Everyday Treasures, Extraordinary History
As an intern at the National Museum of African American History and Culture, Paris Young ’21 is helping develop an innovative project that will digitize and preserve African American history.
The first time she set foot in what was then the brand-new National Museum of African American History and Culture, Paris Young ’21 was in high school, and she knew that she wanted to work there one day. She just didn’t think that opportunity would come as soon as her freshman year of college.

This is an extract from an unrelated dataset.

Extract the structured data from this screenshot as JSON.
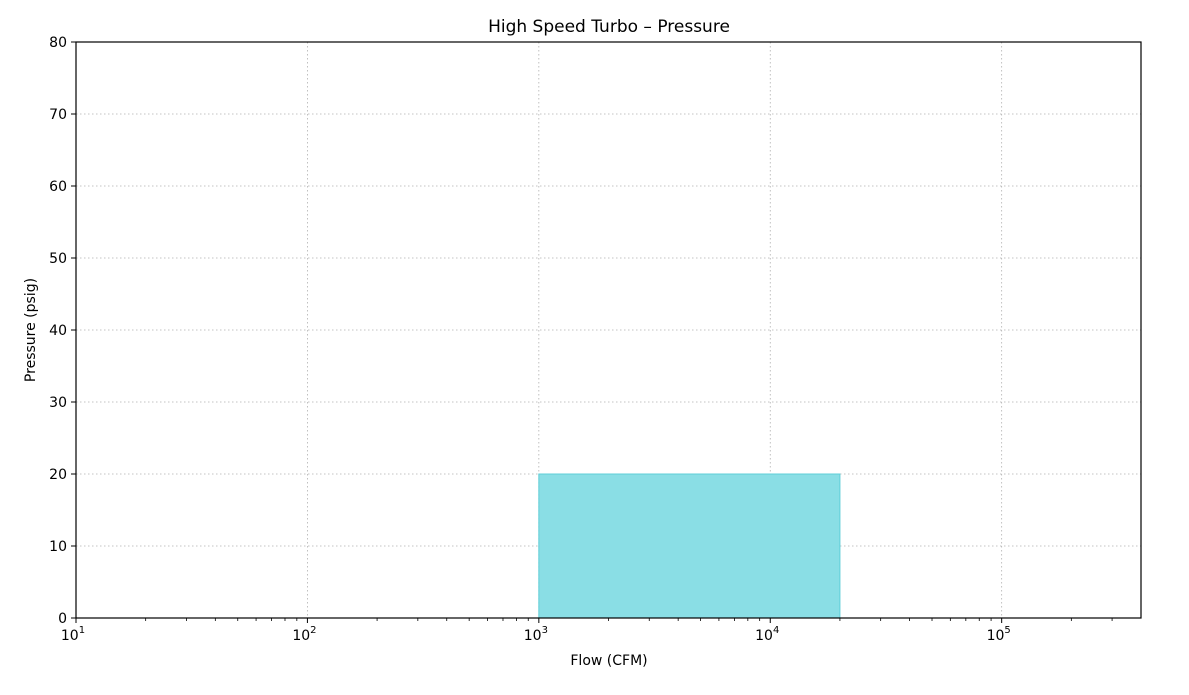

“At one point in time, African American history wasn’t preserved. And we didn’t have documentation,” says Young, who is majoring in political science with minors in justice, law, and society and black studies. “A lot of people don’t even think what they have is something special. It’s just sitting in people’s attics. People don’t think, ‘This is important for my great- great-grandchildren.’ But once those pictures are gone, they are gone. And that’s why I think this project is important.”

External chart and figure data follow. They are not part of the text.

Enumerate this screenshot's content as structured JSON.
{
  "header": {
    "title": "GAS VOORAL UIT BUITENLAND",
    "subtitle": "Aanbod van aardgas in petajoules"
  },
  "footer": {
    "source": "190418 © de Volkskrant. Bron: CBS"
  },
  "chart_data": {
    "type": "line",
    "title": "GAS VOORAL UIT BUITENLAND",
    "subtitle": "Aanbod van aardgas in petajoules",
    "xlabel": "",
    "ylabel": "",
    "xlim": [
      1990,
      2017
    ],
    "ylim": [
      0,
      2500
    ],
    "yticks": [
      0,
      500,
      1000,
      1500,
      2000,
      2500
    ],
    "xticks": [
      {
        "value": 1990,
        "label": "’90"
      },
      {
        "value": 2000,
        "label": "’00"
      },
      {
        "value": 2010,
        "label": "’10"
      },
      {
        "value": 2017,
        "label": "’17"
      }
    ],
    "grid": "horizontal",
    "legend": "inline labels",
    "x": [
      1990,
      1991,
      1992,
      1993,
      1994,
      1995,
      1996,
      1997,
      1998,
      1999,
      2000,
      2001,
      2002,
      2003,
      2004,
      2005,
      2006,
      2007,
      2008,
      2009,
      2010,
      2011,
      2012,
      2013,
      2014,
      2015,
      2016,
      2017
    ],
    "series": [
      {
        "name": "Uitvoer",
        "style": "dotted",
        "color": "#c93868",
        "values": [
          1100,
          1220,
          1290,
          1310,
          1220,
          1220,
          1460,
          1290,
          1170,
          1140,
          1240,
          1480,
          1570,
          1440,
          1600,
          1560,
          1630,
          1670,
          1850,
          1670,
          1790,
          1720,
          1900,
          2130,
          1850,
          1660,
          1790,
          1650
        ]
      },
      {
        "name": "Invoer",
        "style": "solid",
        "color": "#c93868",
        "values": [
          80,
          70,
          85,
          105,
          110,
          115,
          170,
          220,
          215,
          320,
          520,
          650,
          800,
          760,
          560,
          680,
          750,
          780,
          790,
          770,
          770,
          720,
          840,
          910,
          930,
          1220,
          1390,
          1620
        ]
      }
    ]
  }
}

Young’s work is also laying the groundwork for a major Starr Center initiative. During two visits to Chestertown, Lonnie Bunch, founding director of the new Smithsonian museum, began working with the center and local leaders to develop what has been dubbed the Chesapeake Heartland Project, an innovative digital archive that will preserve and share Kent County’s African American history.
“While still in its initial phase, this project has brought the College and community together to celebrate the unique African American history of the Chesapeake Bay region,” says Pat Nugent, deputy director of the Starr Center. “And Paris is right there at the middle of everything, meeting with church members, store owners, and community organizers in Kent County, as well as program directors, curators, and historians on the National Mall in Washington, D.C.”

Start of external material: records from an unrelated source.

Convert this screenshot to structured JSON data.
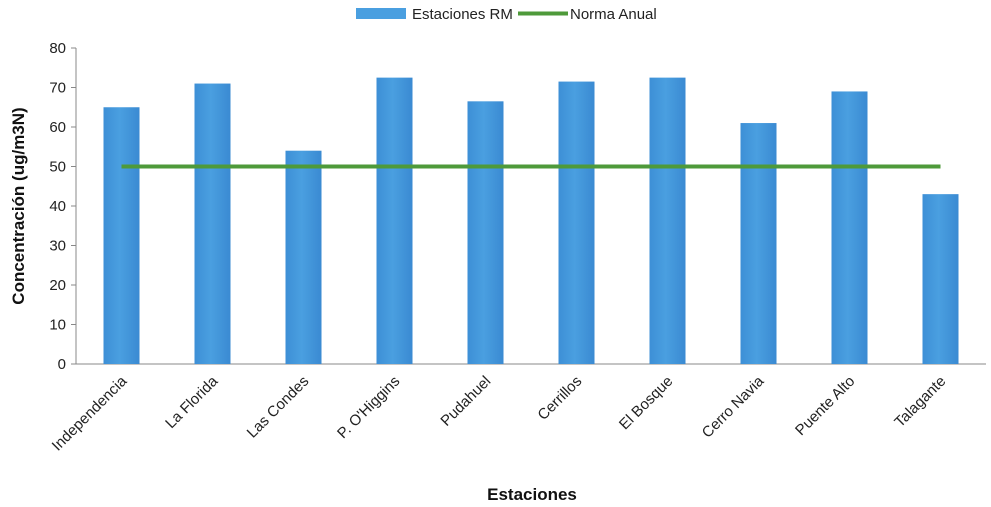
{
  "chart_data": {
    "type": "bar",
    "title": "",
    "xlabel": "Estaciones",
    "ylabel": "Concentración (ug/m3N)",
    "ylim": [
      0,
      80
    ],
    "yticks": [
      0,
      10,
      20,
      30,
      40,
      50,
      60,
      70,
      80
    ],
    "grid": false,
    "legend_position": "top-center",
    "categories": [
      "Independencia",
      "La Florida",
      "Las Condes",
      "P. O'Higgins",
      "Pudahuel",
      "Cerrillos",
      "El Bosque",
      "Cerro Navia",
      "Puente Alto",
      "Talagante"
    ],
    "series": [
      {
        "name": "Estaciones RM",
        "kind": "bar",
        "color": "#4a9fe0",
        "values": [
          65,
          71,
          54,
          72.5,
          66.5,
          71.5,
          72.5,
          61,
          69,
          43
        ]
      },
      {
        "name": "Norma Anual",
        "kind": "line",
        "color": "#4e9a3a",
        "values": [
          50,
          50,
          50,
          50,
          50,
          50,
          50,
          50,
          50,
          50
        ]
      }
    ]
  }
}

One community member, 80-year-old Irene Moore of Georgetown, covered the table at the Starr Center conference room with photos and newspaper clippings. Many of them documented a racially segregated one-room schoolhouse in Worton Point, built in 1890, that she attended from kindergarten through fifth grade.
Young says she didn’t even know the internship at the museum existed when she received an email from Nugent encouraging her to apply. History Professor Carol Wilson and College Dean Patrice DiQuinzio had recommended her based on her enthusiasm and talent for interpreting African American history, whether in her pre-orientation program focused on Harriet Tubman or Wilson’s introductory history course on the Underground Railroad.
Now that Paris is an intern at the National Museum of African American History and Culture, she’s soaking up all she can while constantly meeting new people and making new contacts.
“I’m working with curators and conservators because I have to actually know what I’m doing with the materials. And I’m talking to community members,” she says. All the interns work in the same room, so they share stories with each other about what they’re working on. “It’s really fun, it’s really hectic. The line of visitors always wraps all the way around the corner, every single day, and my boss is super cool, super open. It’s just very fun.”
A member of the Black Student Union and Cleopatra’s Sisters, Young wants to be a lawyer specializing in civil rights. She says the internship is teaching her communication, team-building, and public outreach skills she knows will be helpful in the future.
“I like to work by myself, I’m a very self-sufficient person, so by doing this I’ve noticed that I have other skills that I haven’t tapped into yet. It’s possible for me to work with 20 people and not go insane because there’s so many people talking to me at once. I’m actually balancing everything well for myself because I usually don’t do this type of work,” she says. “This project has made me more outgoing and given me abilities I will most definitely use when I go to law school.”